En mai 2000, il récupère l’usage légal du nom de « Prince » qui était jusqu’alors un produit détenu par Warner dans le cadre du contrat signé en 1992. Pour célébrer cette indépendance retrouvée, il lui fallait revenir de manière brillante et honorer ce nom illustre. Dans un premier temps il réalise un projet individuel, l’album High, dont le son électronique et les arrangements squelettiques rappellent ses plus grands tubes des années 1980, notamment Kiss ou When Doves Cry.
Cependant à la même époque, le business de la musique est en pleine mutation. Les maisons de disques et les radios ne s’intéressent plus aux musiciens, et on trouve à la place des produits pré-fabriqués, des groupes « kleenex » qui sortent un tube et sont vite oubliés. Des groupes sont créés de toute pièce sur un plan marketing bien précis (exemple : les Spice Girls), et le plus souvent on a droit à un duo constitué d’une fille un peu sexy et d’un rappeur ou DJ pour un tube dance. Prince, qui fut un précurseur de la musique faite par un « self made man » (producteur, compositeur, auteur, interprète, musicien…) et ayant concouru à développer le « home studio » (Paisley Park), se fait dépasser par ce qu’il a lui-même conduit à développer.

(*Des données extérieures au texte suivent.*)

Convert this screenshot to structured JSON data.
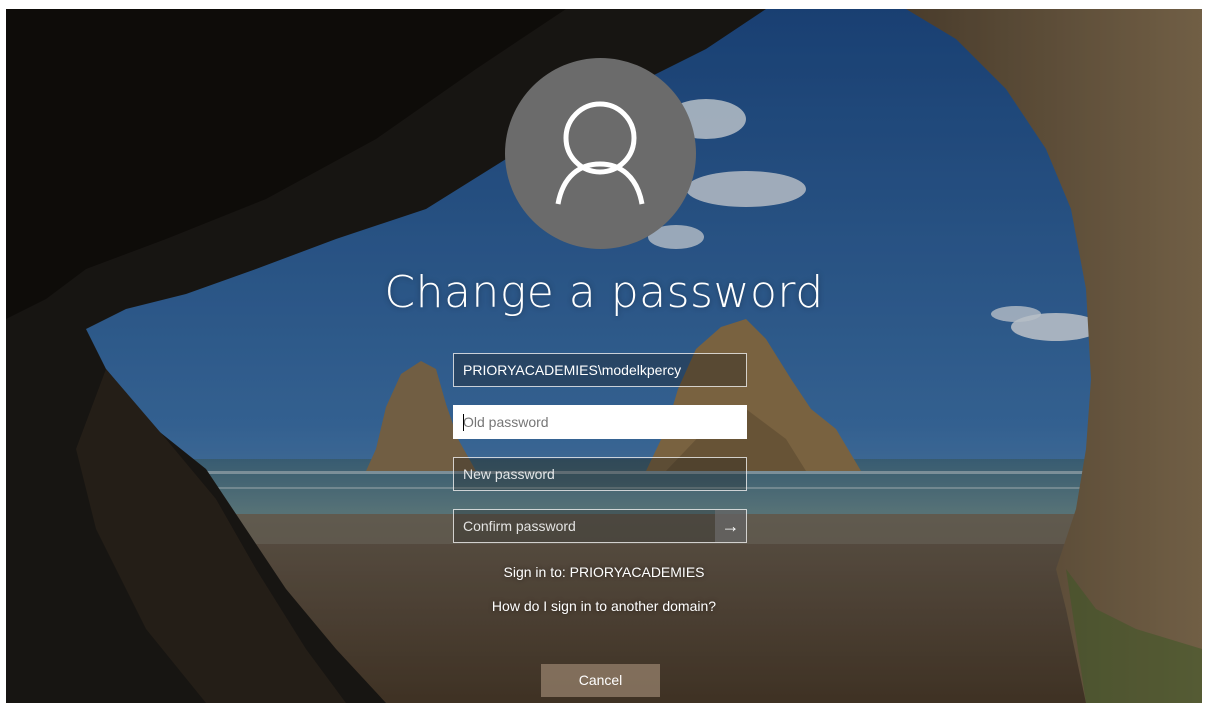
{
  "title": "Change a password",
  "avatar_icon": "user-icon",
  "fields": {
    "username": "PRIORYACADEMIES\\modelkpercy",
    "old_password_placeholder": "Old password",
    "new_password_placeholder": "New password",
    "confirm_password_placeholder": "Confirm password"
  },
  "submit_icon": "arrow-right-icon",
  "submit_glyph": "→",
  "sign_in_to": "Sign in to: PRIORYACADEMIES",
  "help_link": "How do I sign in to another domain?",
  "cancel_label": "Cancel"
}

Ainsi, des petits nouveaux avec un home studio dans le coin d’une pièce arrivent à sortir des tubes en pagaille, aidés par l’avènement du R&B moderne et du hip-hop, basés sur des rythmes simples et des moyens minimaux.
Alors que Prince ne sait pas réellement quelle voie prendre pour prolonger sa carrière, un changement notable intervient durant l’été 2000 avec le recrutement permanent de John Blackwell à la batterie. Remarqué par Prince lors d’un concert de Patti LaBelle à Minneapolis, John Blackwell devient l’élément central de la nouvelle mouture des New Power Generation. Autre musicien essentiel, le saxophoniste et flutiste Najee, est embauché à temps plein en septembre 2000. Bénéficiant déjà d’une carrière conséquente, Najee apporte un nouveau niveau d’excellence, et permet l’ouverture à un « smooth jazz » qui du coup ne correspond pas vraiment au son électro de l’album High. Prince décidera alors de délaisser l’album High au profit d’un album au son plus « live », et d’inspiration plus ambitieuse.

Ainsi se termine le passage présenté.